Os ataques à imprensa - corriqueiros por parte do presidente e seus apoiadores - em poucos anos, ultrapassaram o uso de linguagem inapropriada na caixa de comentários ou e-mails para as milhares de mensagens de ameaças, insultos e verdadeiras campanhas difamatórias em todas as redes sociais dos repórteres. Desde o período de sua campanha eleitoral em 2018, Jair Bolsonaro mantém a injúria a veículos de imprensa e jornalistas como rotina. Ainda como candidato, o atual presidente reagiu às reportagens investigativas feitas pela Folha de S. Paulo, pregando o fim do jornal caso fosse eleito. No cargo, além de já ter mandado profissionais da imprensa calarem a boca e de se recusar a responder questões que considerou “desconfortáveis”, em 2019 o presidente publicou uma medida provisória desobrigando a publicação de balanços em jornais. Diante de seu contínuo estímulo à hostilidade contra jornalistas de diferentes veículos de informação, em fevereiro de 2020, o presidente ofendeu a repórter Patrícia Campos Mello, da Folha de S. Paulo, com insinuações de cunho sexual sobre o trabalho da jornalista: “Ela queria um furo. Ela queria dar o furo a qualquer preço”, disse Bolsonaro aos risos na saída do Palácio da Alvorada. Um estudo feito pela organização Artigo 19 mostrou que a liberdade de expressão no Brasil teve queda significativa durante o governo Bolsonaro.


(Com uma manchete da Folha de S. Paulo na mão, Bolsonaro manda uma jornalista calar a boca - Pedro Ladeira/Folhapress)

Clara Becker, em sua matéria para o El País, por meio de dados estatísticos que incentivam a reflexão sobre a gravidade do cenário em que a imprensa se encontra, busca mostrar de que maneira os ataques, como os que o próprio presidente da república reproduz corriqueiramente, põem em xeque a credibilidade de toda a categoria jornalística. A matéria propõe a obrigatoriedade de que haja, mais do que imediatamente, uma estruturação das redações para que reajam de maneira institucional aos ataques que os veículos e seus repórteres, sobretudo mulheres, sofrem.
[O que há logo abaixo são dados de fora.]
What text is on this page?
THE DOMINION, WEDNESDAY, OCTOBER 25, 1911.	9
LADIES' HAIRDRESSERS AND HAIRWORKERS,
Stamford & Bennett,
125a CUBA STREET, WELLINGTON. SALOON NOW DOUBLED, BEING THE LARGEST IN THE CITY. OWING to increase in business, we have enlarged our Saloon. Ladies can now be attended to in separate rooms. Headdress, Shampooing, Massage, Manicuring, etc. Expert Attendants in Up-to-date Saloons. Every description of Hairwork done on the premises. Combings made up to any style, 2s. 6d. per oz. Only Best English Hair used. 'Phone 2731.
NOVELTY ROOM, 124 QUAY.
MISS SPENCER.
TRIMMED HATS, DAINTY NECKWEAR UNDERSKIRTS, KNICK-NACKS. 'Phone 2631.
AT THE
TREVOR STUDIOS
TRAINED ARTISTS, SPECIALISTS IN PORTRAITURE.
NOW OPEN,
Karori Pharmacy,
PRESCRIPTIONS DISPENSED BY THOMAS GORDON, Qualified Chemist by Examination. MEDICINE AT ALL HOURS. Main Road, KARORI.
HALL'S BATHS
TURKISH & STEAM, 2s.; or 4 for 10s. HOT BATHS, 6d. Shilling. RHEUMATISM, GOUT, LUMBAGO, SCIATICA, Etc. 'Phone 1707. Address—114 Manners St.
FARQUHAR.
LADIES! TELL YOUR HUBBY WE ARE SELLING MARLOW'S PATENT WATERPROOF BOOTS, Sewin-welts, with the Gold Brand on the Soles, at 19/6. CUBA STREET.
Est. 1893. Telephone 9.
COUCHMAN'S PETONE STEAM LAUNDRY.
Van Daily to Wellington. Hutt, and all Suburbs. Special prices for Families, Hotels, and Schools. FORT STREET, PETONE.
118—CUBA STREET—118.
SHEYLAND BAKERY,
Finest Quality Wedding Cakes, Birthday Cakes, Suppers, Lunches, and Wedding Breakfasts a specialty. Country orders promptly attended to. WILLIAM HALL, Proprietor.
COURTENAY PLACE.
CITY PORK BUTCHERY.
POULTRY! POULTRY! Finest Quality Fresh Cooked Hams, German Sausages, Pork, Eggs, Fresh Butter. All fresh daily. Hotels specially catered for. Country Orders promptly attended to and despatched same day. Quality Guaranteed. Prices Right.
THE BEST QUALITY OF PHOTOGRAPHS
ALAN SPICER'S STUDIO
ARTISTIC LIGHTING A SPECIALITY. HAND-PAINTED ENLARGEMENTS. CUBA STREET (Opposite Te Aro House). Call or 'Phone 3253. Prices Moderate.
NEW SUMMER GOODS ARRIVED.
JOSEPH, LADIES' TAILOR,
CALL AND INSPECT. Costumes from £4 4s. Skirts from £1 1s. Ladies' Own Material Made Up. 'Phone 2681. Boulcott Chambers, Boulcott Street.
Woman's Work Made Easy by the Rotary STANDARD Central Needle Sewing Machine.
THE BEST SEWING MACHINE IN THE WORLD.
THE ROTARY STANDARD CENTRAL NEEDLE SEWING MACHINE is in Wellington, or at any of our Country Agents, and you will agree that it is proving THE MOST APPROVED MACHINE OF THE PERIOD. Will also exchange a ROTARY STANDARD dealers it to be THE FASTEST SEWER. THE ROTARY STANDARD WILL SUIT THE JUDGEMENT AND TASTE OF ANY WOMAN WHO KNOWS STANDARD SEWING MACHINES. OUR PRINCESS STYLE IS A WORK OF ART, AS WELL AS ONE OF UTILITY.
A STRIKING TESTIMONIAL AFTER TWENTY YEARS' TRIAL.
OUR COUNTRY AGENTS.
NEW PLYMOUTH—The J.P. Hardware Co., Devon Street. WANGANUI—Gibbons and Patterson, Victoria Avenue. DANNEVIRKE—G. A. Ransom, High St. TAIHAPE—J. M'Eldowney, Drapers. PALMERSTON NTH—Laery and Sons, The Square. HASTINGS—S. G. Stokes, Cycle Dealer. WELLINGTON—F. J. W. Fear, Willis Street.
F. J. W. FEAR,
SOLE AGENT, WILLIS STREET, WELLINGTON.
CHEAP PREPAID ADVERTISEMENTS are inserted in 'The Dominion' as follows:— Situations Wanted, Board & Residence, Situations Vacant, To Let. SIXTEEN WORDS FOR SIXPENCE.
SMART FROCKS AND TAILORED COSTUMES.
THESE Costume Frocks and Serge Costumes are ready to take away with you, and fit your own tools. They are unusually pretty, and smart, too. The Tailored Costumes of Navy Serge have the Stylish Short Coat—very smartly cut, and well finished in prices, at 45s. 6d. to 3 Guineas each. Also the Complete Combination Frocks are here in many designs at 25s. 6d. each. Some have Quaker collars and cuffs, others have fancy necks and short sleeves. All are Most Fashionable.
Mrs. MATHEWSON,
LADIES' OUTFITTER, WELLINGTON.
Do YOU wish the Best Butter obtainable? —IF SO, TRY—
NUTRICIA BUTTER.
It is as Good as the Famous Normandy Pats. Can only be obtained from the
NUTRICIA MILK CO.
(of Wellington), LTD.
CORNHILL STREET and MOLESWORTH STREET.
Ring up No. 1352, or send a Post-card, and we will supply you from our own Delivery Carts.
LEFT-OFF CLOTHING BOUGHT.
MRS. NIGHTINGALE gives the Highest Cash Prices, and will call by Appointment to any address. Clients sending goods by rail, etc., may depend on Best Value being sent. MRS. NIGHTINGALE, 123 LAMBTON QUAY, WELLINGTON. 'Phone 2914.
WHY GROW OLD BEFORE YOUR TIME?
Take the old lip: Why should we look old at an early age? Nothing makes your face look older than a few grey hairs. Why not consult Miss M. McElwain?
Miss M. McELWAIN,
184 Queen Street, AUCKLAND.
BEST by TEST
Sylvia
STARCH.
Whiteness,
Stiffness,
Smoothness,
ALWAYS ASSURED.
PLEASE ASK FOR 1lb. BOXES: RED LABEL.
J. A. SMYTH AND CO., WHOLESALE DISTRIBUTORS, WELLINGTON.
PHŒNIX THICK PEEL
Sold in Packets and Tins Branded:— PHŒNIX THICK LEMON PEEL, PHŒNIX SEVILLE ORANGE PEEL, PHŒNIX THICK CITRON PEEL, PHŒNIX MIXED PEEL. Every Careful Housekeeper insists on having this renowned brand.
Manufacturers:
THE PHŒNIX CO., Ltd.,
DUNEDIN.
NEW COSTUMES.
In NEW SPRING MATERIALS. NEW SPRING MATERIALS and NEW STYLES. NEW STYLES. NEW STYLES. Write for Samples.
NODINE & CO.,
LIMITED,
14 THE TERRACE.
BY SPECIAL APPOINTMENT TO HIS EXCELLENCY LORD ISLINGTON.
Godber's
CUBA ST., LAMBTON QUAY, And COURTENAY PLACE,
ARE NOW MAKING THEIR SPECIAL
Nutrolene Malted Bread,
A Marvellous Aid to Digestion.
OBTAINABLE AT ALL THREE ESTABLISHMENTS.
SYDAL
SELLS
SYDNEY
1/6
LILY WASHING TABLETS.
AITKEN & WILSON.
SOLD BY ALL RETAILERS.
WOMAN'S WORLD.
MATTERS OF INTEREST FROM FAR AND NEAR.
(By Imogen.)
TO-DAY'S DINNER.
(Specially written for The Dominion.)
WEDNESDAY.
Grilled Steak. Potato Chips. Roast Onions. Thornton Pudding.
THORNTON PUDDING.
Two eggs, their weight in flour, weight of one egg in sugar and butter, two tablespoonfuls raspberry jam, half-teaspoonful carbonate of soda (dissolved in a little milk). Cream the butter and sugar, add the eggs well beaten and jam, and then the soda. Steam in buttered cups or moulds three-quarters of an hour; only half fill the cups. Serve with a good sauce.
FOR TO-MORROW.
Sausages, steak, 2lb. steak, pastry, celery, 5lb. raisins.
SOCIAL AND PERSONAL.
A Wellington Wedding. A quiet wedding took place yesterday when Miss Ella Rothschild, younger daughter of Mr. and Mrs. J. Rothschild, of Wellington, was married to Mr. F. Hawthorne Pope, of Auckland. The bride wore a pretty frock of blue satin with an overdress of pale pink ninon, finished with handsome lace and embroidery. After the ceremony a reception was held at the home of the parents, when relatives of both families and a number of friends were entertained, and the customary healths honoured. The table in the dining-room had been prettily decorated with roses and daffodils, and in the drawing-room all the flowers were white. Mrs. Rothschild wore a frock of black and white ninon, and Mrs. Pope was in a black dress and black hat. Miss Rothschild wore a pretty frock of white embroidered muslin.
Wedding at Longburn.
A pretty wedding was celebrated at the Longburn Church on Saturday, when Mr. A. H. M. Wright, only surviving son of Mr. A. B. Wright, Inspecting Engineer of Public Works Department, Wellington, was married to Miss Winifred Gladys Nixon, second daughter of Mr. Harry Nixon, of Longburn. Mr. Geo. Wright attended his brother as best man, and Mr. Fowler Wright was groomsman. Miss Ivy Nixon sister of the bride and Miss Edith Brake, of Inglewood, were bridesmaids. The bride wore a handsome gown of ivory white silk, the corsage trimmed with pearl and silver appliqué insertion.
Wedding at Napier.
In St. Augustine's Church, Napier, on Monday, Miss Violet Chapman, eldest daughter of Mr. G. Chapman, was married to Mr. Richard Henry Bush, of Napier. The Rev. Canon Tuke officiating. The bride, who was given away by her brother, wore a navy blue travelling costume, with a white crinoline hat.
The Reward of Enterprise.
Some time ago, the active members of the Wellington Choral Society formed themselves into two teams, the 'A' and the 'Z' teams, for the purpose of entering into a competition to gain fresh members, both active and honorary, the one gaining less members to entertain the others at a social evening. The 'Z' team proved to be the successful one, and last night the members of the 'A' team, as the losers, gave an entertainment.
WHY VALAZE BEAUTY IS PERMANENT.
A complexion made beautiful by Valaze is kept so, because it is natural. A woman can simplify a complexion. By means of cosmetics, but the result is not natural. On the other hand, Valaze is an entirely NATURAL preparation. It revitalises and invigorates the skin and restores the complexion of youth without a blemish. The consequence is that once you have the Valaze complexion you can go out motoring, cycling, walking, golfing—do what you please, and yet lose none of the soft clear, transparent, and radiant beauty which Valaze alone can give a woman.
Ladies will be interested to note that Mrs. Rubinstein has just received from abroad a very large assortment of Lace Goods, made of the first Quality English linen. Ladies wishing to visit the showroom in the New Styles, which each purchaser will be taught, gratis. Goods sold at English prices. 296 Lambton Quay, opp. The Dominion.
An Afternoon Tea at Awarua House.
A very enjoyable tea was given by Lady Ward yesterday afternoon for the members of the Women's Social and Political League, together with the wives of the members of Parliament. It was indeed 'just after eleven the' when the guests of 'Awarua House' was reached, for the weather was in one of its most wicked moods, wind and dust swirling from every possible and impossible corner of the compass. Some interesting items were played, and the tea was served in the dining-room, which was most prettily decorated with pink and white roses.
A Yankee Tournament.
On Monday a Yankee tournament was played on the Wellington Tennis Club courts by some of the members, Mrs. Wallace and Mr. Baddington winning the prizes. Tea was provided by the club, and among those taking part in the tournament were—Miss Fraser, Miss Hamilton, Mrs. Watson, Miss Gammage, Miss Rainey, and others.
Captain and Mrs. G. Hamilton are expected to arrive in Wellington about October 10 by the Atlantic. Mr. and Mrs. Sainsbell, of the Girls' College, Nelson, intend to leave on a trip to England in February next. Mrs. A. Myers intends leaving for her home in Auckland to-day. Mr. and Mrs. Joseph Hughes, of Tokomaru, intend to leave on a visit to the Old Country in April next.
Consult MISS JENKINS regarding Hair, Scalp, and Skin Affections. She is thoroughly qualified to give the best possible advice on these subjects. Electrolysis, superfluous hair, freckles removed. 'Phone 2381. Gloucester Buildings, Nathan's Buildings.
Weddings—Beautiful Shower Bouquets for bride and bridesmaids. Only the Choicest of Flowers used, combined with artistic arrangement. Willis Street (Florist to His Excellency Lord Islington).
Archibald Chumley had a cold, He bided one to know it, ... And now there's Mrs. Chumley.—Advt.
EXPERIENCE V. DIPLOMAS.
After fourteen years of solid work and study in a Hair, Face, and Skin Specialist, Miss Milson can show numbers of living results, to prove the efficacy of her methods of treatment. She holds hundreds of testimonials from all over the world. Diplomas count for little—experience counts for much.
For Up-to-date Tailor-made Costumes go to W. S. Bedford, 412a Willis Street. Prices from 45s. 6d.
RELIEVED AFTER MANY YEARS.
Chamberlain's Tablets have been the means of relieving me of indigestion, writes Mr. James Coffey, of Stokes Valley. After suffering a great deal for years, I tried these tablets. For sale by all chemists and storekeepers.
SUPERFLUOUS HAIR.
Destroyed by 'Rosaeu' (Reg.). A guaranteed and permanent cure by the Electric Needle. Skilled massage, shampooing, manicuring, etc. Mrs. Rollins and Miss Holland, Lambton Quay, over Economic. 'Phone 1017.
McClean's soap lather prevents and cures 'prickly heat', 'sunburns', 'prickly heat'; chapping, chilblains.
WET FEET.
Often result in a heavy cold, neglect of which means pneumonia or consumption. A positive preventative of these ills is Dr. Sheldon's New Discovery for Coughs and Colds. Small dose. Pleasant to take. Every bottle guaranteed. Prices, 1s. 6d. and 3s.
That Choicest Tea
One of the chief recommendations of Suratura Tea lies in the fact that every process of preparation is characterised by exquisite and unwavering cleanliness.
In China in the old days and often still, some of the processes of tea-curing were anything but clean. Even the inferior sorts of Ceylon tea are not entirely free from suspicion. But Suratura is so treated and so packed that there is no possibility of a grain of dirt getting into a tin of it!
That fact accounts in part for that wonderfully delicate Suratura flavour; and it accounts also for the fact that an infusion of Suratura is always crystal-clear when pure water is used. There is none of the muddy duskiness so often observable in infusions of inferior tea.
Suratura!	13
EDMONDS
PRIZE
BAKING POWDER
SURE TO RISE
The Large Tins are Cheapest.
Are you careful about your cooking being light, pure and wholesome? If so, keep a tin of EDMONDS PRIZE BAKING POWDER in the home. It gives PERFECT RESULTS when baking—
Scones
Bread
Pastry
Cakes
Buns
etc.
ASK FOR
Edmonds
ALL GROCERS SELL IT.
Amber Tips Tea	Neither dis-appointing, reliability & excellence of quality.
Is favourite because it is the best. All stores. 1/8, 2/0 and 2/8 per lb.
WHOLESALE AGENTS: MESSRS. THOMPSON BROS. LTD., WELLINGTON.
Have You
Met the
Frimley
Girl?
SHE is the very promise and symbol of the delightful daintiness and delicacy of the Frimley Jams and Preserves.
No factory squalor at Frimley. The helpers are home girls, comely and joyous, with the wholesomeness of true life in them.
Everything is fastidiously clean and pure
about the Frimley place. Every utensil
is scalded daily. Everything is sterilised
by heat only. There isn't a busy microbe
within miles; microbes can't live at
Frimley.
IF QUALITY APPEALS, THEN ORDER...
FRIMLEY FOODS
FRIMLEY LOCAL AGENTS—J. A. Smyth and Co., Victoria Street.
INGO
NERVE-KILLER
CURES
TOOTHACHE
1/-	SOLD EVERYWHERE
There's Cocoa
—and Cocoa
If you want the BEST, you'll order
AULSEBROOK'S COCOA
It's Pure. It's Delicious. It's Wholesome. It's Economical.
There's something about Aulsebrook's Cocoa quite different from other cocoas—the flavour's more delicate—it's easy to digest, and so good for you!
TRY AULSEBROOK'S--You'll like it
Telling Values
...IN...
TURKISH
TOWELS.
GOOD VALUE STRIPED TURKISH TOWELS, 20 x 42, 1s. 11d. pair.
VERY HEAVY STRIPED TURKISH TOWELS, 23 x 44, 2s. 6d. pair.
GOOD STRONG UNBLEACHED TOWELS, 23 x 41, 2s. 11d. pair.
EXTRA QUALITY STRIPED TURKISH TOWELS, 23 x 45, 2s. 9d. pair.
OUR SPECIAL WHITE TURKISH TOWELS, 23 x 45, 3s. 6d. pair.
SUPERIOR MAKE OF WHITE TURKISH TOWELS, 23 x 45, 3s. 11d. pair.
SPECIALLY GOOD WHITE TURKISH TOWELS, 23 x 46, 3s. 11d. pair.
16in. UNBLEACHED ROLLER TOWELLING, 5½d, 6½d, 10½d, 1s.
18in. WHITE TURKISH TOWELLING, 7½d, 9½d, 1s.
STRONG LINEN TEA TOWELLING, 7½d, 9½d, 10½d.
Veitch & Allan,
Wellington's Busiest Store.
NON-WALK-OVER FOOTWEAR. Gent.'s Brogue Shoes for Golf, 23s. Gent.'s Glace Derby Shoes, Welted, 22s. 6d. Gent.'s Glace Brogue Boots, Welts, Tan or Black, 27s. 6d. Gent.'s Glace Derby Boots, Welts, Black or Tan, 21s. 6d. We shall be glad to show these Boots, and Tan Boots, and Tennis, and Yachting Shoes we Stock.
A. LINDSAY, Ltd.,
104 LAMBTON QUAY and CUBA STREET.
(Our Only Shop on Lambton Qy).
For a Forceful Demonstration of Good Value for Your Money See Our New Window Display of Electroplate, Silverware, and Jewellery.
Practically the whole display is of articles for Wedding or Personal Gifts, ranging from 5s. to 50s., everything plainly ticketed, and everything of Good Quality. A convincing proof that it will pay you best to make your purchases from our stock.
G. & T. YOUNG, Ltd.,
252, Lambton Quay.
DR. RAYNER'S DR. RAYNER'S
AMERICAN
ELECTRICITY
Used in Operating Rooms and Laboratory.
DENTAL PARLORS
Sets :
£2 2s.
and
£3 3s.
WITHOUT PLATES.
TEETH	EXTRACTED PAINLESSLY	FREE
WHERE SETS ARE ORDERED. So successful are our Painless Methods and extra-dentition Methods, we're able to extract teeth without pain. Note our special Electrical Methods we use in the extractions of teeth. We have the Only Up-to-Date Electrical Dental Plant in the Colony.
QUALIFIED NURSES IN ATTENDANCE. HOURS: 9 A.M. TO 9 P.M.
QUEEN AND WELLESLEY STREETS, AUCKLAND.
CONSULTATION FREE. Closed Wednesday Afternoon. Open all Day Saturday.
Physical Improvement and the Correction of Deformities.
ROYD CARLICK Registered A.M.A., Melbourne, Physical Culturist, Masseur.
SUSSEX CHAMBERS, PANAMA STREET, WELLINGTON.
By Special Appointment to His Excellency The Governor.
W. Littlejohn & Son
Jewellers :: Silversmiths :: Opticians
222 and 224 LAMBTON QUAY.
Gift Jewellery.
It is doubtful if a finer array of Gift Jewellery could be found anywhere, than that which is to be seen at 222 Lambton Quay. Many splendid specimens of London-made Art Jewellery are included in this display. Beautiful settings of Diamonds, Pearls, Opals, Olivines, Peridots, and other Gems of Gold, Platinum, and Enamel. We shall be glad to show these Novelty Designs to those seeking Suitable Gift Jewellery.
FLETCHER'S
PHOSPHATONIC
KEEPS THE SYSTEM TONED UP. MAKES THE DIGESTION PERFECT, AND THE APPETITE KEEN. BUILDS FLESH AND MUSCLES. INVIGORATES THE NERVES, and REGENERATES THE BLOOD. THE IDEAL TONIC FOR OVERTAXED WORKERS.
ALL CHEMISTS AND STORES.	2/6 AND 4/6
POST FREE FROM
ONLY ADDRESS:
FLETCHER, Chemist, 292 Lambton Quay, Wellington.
Prestar solidariedade nas redes sociais e publicar notas de repúdio, apesar de bem-vindas, estão longe de ser a solução genuína do problema. As redações precisam assumir seu papel na proteção online de seus jornalistas contra os danos profissionais e pessoais que os ataques digitais provocam. Se os ataques são organizados, as respostas a eles também precisam ser.